Does that sound familiar?

If it doesn’t, then it should.

This last phrase sums up so very accurately where our children are at today, where society is at today, where we in the world are at today.

This is a lawlessness which we can try to suppress, or eradicate altogether.

But if we do we will be killing off something in us that is vitally important to our future and to our well-being. We will be killing off our potential to develop the Hero-Saviour.

The alternative course would be for us to educate ourselves in what it means to be human beings, and thereby to come into contact with both the meaning and the purpose of the Hero-Saviour.

In this way we may claim our deep inner drive towards fighting off inertia, in order that the evolution of awareness may proceed unencumbered.

It is not rebellion that is bad.

What is bad is that we have never taught either our children or ourselves to rebel with discrimination.

It is not fighting that is bad.

What is bad is that neither we nor our children know what it is we should be fighting for.
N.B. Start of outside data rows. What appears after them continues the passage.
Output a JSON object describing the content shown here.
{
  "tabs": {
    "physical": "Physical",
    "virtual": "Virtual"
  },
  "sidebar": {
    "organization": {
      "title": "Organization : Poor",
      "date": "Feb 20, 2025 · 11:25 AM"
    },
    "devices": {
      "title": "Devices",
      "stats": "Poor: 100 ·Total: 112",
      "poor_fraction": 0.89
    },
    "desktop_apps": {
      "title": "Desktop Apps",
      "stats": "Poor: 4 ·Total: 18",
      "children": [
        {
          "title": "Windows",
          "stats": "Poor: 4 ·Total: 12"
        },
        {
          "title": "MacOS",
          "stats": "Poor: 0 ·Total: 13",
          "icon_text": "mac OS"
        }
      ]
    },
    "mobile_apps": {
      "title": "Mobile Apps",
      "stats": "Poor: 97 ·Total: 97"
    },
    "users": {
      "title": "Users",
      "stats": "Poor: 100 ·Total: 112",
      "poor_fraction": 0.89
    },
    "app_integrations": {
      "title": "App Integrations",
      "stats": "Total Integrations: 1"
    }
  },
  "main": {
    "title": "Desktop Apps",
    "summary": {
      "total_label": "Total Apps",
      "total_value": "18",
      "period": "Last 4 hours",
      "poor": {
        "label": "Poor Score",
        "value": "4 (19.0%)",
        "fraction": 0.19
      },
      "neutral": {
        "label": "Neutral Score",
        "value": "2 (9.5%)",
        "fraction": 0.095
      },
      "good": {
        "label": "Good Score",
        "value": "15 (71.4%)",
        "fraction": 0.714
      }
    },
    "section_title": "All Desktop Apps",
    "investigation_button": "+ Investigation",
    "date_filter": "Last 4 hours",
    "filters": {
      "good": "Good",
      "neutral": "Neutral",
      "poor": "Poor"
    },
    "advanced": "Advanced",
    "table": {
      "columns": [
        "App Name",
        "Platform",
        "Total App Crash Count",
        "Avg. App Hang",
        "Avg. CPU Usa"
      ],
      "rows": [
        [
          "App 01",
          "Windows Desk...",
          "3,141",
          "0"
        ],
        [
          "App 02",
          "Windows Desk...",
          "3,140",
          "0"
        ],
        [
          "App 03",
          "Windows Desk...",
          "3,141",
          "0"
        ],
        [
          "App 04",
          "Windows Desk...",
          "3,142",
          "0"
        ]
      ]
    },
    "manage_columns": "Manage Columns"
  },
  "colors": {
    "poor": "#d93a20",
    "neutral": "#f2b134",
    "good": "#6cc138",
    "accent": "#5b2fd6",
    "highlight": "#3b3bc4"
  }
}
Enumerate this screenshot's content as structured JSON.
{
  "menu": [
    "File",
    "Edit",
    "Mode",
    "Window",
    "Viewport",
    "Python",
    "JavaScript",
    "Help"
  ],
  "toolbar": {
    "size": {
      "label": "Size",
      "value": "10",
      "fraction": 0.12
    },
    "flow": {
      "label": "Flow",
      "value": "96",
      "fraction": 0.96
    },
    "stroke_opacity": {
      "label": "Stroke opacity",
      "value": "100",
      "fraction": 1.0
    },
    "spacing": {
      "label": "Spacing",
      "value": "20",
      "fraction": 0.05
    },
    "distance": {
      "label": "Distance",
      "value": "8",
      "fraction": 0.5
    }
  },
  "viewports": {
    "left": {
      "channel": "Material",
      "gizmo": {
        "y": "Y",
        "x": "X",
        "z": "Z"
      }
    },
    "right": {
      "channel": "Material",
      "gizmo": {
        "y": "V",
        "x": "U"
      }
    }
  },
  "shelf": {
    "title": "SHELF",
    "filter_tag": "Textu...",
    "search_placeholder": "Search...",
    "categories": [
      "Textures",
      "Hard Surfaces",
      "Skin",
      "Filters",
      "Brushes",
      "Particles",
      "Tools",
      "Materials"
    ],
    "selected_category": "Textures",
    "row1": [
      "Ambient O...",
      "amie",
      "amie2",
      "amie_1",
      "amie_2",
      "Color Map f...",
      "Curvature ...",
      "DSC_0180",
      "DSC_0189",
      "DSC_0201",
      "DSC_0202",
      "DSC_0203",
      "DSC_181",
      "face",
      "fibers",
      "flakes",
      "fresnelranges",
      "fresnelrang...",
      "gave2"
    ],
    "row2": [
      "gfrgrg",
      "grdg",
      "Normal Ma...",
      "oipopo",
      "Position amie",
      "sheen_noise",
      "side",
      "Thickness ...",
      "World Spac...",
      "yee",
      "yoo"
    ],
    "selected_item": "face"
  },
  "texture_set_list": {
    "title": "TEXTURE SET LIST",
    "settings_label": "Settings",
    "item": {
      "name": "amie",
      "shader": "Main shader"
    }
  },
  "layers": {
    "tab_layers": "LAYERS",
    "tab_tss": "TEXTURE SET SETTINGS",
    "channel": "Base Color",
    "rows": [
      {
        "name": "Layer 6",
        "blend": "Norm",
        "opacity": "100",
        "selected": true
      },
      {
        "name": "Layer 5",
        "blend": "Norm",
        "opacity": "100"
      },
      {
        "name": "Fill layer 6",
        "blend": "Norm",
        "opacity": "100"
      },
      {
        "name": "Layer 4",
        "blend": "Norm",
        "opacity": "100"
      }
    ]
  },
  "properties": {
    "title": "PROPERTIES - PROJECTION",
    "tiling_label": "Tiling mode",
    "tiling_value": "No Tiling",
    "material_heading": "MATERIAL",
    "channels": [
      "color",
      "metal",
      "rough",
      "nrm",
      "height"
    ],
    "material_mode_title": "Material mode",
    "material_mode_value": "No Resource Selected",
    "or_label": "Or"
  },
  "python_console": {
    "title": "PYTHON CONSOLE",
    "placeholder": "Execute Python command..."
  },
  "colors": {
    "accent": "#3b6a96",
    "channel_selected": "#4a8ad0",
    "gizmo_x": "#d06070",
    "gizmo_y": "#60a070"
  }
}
As a result, rebellion turns into anarchy, and fighting becomes destructive, and the Hero-Saviour, instead of being a hero and a saviour, becomes instead a manic dictator that suppresses man’s instinctual urge towards creativity and innovation.

Instead of the Hero-Saviour in us guiding us towards harmony through conflict, we debilitate ourselves into achieving only chaos and destruction through an ignorance which breeds only crime and violence.

If we wish to uplift ourselves and our children to the status of the Hero-Saviour, then we must come to the acknowledgement that academic schooling without a proper education is not even nearly enough.

The teaching of social interaction is neglected almost entirely with the result that the child is not equipped to handle life.

In this respect the major disadvantages of mere academic schooling lie in the fact that, firstly, the teaching of social interaction is neglected almost entirely, with the result that the child is seldom, if ever, taught and evaluated as an entire person.

Consequently, although he or she may excel in academic work, the fact remains that the child is not equipped to handle life, to handle the many pressures of society.

Why should this be?

Because the physical and emotional training of the child has been omitted, whilst the only mental training received is centred almost entirely around academic achievement.

Other areas of the mind, such as creative imagination and thought, learning to translate feeling into conscious thought, are relegated to the back row, if not frowned upon.

Yet it is only through this type of training that the child develops the ability to formulate purposeful questions, and thereby acquires the necessary ability to evaluate self, and to assess the personal.

Yet, it is not the responsibility of only the schools to educate our children.

All of us are jointly responsible by virtue of the fact that we all partake in the one life, we all participate in the one society, and therefore we all interact with each other to create those emotional responses and mental impulses we should be educated in handling constructively.

True learning, true education takes place all the time, everywhere.

True learning, true education takes place all the time, everywhere.

Life doesn’t happen only at school.

Life happens all the time.

We need academic schooling in order to establish a career, but life is infinitely more than merely holding down a job.